# PC der an einen Router angeschlossen ist aus dem...



## VdA (10. Jan 2007)

... Internet erreichen
Sorry war zu lang^^  
Ich habe ein Programm mit dem sich zwei Computer verbinden können und der eine den bildschirm des anderen sieht, heißt UltraVNC, nun muss man da eine IP eingeben(oder halt den Namen des anderen Computer aber das fällt in diesem
Fall weg :wink: ) nun muss ich wissen wie denn meine IP ist vom internet ausgesehen. Die meines Routers ist    	 88.134.xx.xx und meine ist 192.168.0.2 nur beide funzen nicht für UltraVNC gibt es da irgendeine Lösung für

PS:hatte das Problem schon mal mit InetAddress objekten war mir nur nicht klar das es daran lag hab nämlich mal zum spass ein Chat Programm geprooggt


----------



## Wildcard (10. Jan 2007)

So geht das nicht. Der Router verdeckt das lokale Netz.
Die Verbindung muss von innen nach aussen erfolgen damit eine Kommunikation erfolgen kann.


----------



## VdA (10. Jan 2007)

das problem ist nur das beide einen Router haben


----------



## Wildcard (10. Jan 2007)

Dann müsste die Verbindung über einen Server vermittelt werden.


----------



## VdA (10. Jan 2007)

und wie soll das gehen?


----------



## Wildcard (10. Jan 2007)

Zumindest nicht einfach


----------



## VdA (10. Jan 2007)

hast du da einen Denkansatz?


----------



## Wildcard (10. Jan 2007)

Also wenn sowas in UltraVNC nicht vorgesehen ist wird's wohl gar nicht gehen.


----------



## VdA (10. Jan 2007)

schade


----------



## AlArenal (10. Jan 2007)

Du kannst das Problem lösen, in Abhängigkeit davon was die beiden Router können und was nicht.

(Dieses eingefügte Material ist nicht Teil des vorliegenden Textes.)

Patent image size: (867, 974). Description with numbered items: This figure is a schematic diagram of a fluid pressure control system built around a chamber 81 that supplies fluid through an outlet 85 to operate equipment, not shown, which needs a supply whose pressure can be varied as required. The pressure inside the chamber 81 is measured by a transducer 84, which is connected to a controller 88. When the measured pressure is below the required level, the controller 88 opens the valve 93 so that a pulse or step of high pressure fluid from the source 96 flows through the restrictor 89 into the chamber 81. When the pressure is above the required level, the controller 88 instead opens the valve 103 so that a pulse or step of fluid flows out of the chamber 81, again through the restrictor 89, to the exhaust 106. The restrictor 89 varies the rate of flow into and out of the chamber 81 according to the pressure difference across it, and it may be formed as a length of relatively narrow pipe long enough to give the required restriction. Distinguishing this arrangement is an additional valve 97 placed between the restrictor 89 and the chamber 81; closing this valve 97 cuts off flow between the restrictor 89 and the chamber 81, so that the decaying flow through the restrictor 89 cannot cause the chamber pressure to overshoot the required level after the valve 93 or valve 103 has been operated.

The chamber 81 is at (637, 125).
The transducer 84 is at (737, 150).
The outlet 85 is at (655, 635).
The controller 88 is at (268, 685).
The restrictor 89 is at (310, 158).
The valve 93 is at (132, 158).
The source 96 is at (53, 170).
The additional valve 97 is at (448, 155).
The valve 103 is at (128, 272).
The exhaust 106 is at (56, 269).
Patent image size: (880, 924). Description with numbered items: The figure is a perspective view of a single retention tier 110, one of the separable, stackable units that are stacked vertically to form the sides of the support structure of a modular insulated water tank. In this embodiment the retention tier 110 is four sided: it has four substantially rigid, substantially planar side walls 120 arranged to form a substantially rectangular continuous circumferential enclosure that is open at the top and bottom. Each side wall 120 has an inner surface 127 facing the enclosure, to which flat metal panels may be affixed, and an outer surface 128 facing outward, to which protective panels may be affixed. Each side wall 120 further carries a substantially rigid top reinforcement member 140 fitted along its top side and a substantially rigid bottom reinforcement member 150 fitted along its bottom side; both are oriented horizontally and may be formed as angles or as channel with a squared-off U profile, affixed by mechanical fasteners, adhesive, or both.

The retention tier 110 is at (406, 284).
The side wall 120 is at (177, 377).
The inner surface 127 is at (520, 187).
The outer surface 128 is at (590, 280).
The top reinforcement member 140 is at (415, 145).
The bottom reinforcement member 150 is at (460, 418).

1. Im Router die lokale IP des Zielrechners als DMZ eintragen.
2. Schauen dass die benötigten Ports für TCP von außen nach innen nicht blockiert sind.
3. Wenn 1. und 2. nicht reichen schauen, ob du sog. Port Forwarding auf den Routern einrichten kannst, so dass von außen kommende Anfragen auf den benötigten Ports an IPort (lokale IP des Zielrechners und Port auf dem gelauscht wird eintragen) weitergeleitet werden.

In der Regel kann der letzte Router aus von Firma Haumichblau aus dem tiefsten Korea sowas. Bei den Billigteilen die die Teledumm teils vertickt, könntet ihr aber Pech haben...


----------



## Wildcard (10. Jan 2007)

Stimmt. Wenn das euere eigenen Router sind kann man das so machen.
Hab ich gar nicht dran gedacht


----------



## VdA (11. Jan 2007)

muss das jetzt mal ausprobieren sollte gehen


----------



## MatthiasKnorr (12. Jan 2007)

Ja funktioniert, sonst würde ja keine P2P Software anständig funktionieren.


----------



## thE_29 (12. Jan 2007)

Du musst ganz einfach die Ports weiterleiten ^^

Beim Router einstellen, das Port xyz (was du für vnc brauchst) auf IP 192.168.0.2 weiterleitet und das wars!

Zurück geht das immer!! (ist ja beim Internet surfen auch so!)

Du baust eine Verbindung zum Server über Router auf über Port 80 (normales surfen).

PC 80) -> Router -> Inet 

Dadurch das du vom PC aus rausgehst, weiß der Router wohin er zurückschicken soll (also die angeforderten Daten).

WIllst du aber VNC schaut das so aus!

PC -> Router -> .... (inet) -> Router2 (von dem anderen) -> ?!?!

Woher soll der Router2 nun wissen, wo er die Anfrage weiterleiten soll? Daher musst du sagen leite Port xyz auf IP zyx weiter!


----------